4.Redefinisi politik luar negeri bebas aktif indonesia. Selama ini in donesia memang cukup aktif dalam pelaksanaan Polugri nya, seperti selalu aktif dalam forum forum dan organisasi organisasi internasional. Namun indonesia juga mengkalkulasi kembali cost and benefit dari keikusertaan nya dalam Organisai Internasional. Hampir semua oganisasi internasional diikuti indonesia dan tentu itu membutuhkanCost yang cukup besar, sehingga indonesia harus mendapatkan benefit yang setara dalam keikutsertaannya tersebut. Karena faktanya, indonesia terkesan hanya aktif ikut dalam OI, tanpa mampu mengambil benefit yang maksimal bagi kepentingan nasional Indonesia
5.membumikan diplomat indonesia ( down to earth) . Hal-hal diatas perrnah saya sampaikan kepada salah satu pejabat esselon II Kemlu d sebuah seminar, namun sayangnya semua hal diatas ditampik, (bahkan penulis dianggap menjelek-jelekkan bangsa sendiri) .Ironis memang, tetapi bukannya penulis tidak mengapresiasi prestasi anak bangsa sendiri, tetapi satu hal yang menjadi kunci suskes sebuah bangsa adalah mau melakukan otokritik( kritik terhadap diri sendiri).
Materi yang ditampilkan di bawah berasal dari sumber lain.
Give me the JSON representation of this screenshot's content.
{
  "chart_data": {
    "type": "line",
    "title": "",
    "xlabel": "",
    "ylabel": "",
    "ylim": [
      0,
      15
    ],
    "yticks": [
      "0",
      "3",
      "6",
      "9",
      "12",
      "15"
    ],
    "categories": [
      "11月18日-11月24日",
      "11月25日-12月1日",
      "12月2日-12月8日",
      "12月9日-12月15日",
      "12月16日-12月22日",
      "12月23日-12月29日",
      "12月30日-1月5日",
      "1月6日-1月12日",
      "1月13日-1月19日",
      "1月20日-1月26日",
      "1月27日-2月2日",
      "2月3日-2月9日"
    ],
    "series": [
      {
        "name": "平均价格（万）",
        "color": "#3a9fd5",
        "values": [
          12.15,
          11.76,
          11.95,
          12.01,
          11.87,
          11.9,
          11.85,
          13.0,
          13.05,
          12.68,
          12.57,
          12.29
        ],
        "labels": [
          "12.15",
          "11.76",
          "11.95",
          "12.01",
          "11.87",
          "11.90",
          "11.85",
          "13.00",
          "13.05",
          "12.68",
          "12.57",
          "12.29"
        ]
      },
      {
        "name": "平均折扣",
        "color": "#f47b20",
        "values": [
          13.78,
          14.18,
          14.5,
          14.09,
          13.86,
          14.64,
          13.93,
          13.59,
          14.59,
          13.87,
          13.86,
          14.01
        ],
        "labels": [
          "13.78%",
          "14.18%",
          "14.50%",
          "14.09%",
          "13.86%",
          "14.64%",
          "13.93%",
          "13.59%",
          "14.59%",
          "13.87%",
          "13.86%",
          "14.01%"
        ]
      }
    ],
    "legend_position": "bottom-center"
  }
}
Karena faktanya , kehidupan diplomat yang lama tinggal di luar negeri membuatnya sulit untuk mendapat sorotan dari pers ataupun civil society(Akademisi, LSM & mahasiswa)
Selain itu, adigium yang melekat pada diri sorang diplomat dengan 3L yaituAlkohoL, ProtokoL dan KolestroL serta kehidupan glamour dan mewah di luar negeri dengan imunitas / kekebalan diplomatik serta berbagai fasilitas dan keistimewaan diplomatik ( Diplomatic Privillages, facilities and immunities)plus penghasilan yang mencapai ribuan dollar Amerika per bulan ( jauh melebihi gaji PNS di departemen lain) sedikit banyak telah membuat para diplomat sulit untuk merasakan kondidi real masyarakat (grass root) di dalam negerinya sendiri. Sebagai contoh kasus yang palin sering kita temui, bahwa beberapa perwakilan kita di negara negara penerima TKI cenderung kurang aktif dalam memberikan perlindungan dan pelayanan kepada para TKI kita di Luar Negeri.
Padahal mereka adalah para pahlawan Devisa yang harus dilindungi dan dilayani dengan baik. Bagaimanapun juga status seorang diplomat adalah sebagai PNS dan abdi negara yang gaji nya dibiayai rakyat, sehingga totalitas seorang diplomat harus sepenuhnya diabdikan pada bangsa dan negara.
Dari semua yang sudah dipaparkan diatas merupakan Pekerjaan rumah yang cukup berat bagi Menlu Marty Natalegawa untuk terus meningkatkan dan memantapkan Politik Luar Negeri dan Diplomasi Indonesia 2010. Dan d usianya yang ke 65 ini merupakan momentum yang tepat sesuai dengan semangat reformasi dan demokratisasi Indonesia yang mengacu pada Good Governance dan Clean Government.
Kedepan , seiring dengan semakin dinamis dan kompleks nya tantangan global, maka diharapkan partsispasi aktif seluruh elemen bangsa termasuk akademisi , pers, dan mahasiswa untuk terus mengawal dan mengkritisi posisi dan kebijakan indonesia serta politik luar negeri dan diplomasi berdasarkan kepentingan nasional Indonesia.